What of the other people you are working with?
We are all still working together. I and Bracket are working on “Yori Yori” remix with 2Face and Desperate Chicks are working on their new album.

How did you get into music production?
I have always loved music. I never knew I was going to be a music producer, some day. I used to be a very bad boy while I was in secondary school. One day, I got into trouble and while running from that trouble, I ran into the church. Entering the church and seeing the way they were singing and performing made me want to join them and I joined them. I was also a member of the Federal Ex-Christian Students Association. In fact, that was where I learnt everything I know about music today. I played music with them for four years. I learnt how to listen and understand the artist there and that is really working for me.

Where did you learn about the computer production aspect of your job?
I was trained on that by another producer based in Enugu called Obio (Obinna Oko). I worked on Resonance just a few weeks after I got into the studio to learn. He encouraged me to do the work; he believed in me and that also made me believe in myself. But he still trained me for years.

Why did you decide to move to Abuja?
I have a name now and I can walk into offices with minimal difficulties and Abuja is where the offices are. I have plans to influence a lot of changes in the life of the youth and entertainment in Nigeria. I am going to try and influence changes in the way artists and entertainers are treated. I foresee a situation where one day there will be a minister of entertainment, just like there are other ministers.
In years to come, there would be a lot of changes in the entertainment sector of this country. Abuja is where the decisions are made and by being there, I could help influence some of them. The government employs entertainment to get their wants. They use entertainment when seeking our votes and after that, they leave us to suffer.

How do you decide or spot the artist you work with?
I like people who are calm and humble. People who like criticism and do not take it wrongly; people who like sharing things. Some artists are very arrogant and till today, they are nowhere.

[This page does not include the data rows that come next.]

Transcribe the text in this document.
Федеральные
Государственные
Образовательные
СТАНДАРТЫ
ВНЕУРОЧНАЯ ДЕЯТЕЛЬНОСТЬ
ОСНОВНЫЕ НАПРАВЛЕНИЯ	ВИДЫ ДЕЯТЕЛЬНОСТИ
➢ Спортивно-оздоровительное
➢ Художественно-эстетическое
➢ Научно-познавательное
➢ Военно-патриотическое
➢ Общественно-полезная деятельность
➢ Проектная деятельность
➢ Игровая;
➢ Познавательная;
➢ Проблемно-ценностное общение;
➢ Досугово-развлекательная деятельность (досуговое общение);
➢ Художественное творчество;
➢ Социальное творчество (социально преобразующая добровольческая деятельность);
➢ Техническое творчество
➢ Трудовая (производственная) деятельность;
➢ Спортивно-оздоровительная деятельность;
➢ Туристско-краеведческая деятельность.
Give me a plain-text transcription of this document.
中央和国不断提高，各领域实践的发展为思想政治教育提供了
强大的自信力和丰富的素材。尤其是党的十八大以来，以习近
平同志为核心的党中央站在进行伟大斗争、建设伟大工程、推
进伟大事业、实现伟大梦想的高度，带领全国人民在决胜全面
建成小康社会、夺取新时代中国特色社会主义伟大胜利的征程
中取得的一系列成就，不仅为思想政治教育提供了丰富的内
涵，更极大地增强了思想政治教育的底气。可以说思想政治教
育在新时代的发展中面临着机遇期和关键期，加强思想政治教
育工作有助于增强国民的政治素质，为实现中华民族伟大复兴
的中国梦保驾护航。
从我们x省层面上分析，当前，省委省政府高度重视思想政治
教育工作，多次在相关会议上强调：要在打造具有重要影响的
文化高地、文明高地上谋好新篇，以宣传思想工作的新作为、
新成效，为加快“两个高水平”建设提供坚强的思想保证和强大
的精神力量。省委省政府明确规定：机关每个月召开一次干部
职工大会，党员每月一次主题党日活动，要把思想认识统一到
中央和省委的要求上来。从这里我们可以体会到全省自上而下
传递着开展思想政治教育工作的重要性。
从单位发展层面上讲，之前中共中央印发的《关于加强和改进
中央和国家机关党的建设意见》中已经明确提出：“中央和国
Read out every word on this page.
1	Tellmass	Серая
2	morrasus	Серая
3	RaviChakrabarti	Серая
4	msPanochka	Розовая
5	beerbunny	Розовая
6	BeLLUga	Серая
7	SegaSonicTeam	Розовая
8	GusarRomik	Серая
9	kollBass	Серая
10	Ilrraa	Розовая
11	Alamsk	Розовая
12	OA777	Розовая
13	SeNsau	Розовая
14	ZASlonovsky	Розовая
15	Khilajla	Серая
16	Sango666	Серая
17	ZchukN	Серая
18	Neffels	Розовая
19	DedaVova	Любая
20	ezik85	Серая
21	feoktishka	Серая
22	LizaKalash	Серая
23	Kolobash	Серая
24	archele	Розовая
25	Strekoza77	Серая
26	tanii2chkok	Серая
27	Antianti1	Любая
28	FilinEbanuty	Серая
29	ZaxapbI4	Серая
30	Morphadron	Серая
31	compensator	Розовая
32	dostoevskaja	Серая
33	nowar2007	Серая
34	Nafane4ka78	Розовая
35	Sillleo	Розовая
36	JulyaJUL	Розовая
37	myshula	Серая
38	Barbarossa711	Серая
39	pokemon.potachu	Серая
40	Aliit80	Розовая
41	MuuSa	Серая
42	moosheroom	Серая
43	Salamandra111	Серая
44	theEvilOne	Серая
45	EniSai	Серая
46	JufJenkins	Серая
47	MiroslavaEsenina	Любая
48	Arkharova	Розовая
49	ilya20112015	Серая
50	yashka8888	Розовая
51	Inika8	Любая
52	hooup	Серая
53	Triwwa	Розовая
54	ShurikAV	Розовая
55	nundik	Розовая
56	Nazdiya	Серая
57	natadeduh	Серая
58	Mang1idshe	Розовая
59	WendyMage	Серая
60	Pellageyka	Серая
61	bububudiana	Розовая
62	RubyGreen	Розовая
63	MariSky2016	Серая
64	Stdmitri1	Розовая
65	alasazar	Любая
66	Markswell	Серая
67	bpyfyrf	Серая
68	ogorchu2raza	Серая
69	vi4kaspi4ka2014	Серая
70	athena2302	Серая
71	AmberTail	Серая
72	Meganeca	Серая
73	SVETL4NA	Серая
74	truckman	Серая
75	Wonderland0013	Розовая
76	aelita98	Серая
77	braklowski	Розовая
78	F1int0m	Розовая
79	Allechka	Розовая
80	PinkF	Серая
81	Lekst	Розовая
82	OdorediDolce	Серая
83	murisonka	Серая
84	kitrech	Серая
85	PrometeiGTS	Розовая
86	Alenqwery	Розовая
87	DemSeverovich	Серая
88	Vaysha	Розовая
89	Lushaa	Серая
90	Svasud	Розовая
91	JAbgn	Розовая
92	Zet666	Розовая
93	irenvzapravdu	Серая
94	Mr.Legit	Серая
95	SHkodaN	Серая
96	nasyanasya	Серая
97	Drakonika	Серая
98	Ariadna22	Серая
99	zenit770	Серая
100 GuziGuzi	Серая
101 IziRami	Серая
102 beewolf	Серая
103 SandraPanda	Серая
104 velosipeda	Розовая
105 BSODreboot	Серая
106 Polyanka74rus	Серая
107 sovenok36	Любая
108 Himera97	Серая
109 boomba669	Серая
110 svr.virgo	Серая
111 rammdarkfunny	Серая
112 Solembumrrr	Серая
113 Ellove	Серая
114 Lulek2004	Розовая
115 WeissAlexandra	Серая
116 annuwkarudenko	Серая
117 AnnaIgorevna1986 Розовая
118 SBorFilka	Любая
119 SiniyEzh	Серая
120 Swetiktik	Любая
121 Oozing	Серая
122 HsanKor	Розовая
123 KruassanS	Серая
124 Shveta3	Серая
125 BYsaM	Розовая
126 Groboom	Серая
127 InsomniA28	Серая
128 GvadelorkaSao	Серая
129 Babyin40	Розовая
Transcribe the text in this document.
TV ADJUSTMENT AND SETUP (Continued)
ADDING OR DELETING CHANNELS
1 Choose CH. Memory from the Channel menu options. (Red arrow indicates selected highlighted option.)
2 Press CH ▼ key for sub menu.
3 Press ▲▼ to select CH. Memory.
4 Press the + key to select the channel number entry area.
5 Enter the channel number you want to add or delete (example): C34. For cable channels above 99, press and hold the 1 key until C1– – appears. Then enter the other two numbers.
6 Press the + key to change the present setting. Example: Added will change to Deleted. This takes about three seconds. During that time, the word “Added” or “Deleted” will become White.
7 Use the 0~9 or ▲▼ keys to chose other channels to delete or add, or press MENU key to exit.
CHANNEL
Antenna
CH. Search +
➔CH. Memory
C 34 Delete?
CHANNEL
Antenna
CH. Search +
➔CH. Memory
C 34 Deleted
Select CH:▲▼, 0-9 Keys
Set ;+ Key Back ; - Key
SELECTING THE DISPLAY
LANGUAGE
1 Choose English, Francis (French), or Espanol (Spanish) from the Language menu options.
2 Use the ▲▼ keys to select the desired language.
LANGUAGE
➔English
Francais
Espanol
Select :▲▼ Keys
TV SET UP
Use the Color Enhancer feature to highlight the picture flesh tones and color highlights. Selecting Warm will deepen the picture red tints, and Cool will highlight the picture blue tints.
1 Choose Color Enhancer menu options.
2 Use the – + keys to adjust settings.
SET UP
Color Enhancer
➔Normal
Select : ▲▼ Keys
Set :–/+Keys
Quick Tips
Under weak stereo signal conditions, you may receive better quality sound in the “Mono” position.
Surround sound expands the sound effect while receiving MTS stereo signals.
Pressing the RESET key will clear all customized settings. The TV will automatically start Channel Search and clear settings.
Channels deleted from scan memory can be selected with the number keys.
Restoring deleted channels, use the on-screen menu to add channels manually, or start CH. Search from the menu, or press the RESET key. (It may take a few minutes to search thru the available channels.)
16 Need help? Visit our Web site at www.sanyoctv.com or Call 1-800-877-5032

When you started production while still in school, didn't if affect your studies?
It did. I almost dropped out of school and my parents threw me out of the house. We fought a lot and they really kicked against it, but after a while, they found out that everything is not about going to school. Schooling alone doesn't make a man, but it is actually getting the education that makes one. If I decide to sit down and study music, that is part of it. I must not have a degree in Engineering or read one course or the other before I can succeed in life. So many people are studying different courses in the university because of their parents. One has to find out what he or she is really good at and go after it. Otherwise you will end up a failure, whether you go to school or not.

Tell us about your wife
My wife has been with me for four years now. She's been singing. She is one of the Desperate Chicks. They featured on Charly Boy and Dr. Alban's song, “Shayo Plenty”. She is a very understanding person and I understand her too. Since both of us are in showbiz, we are most of the time out for one for commitment or the other.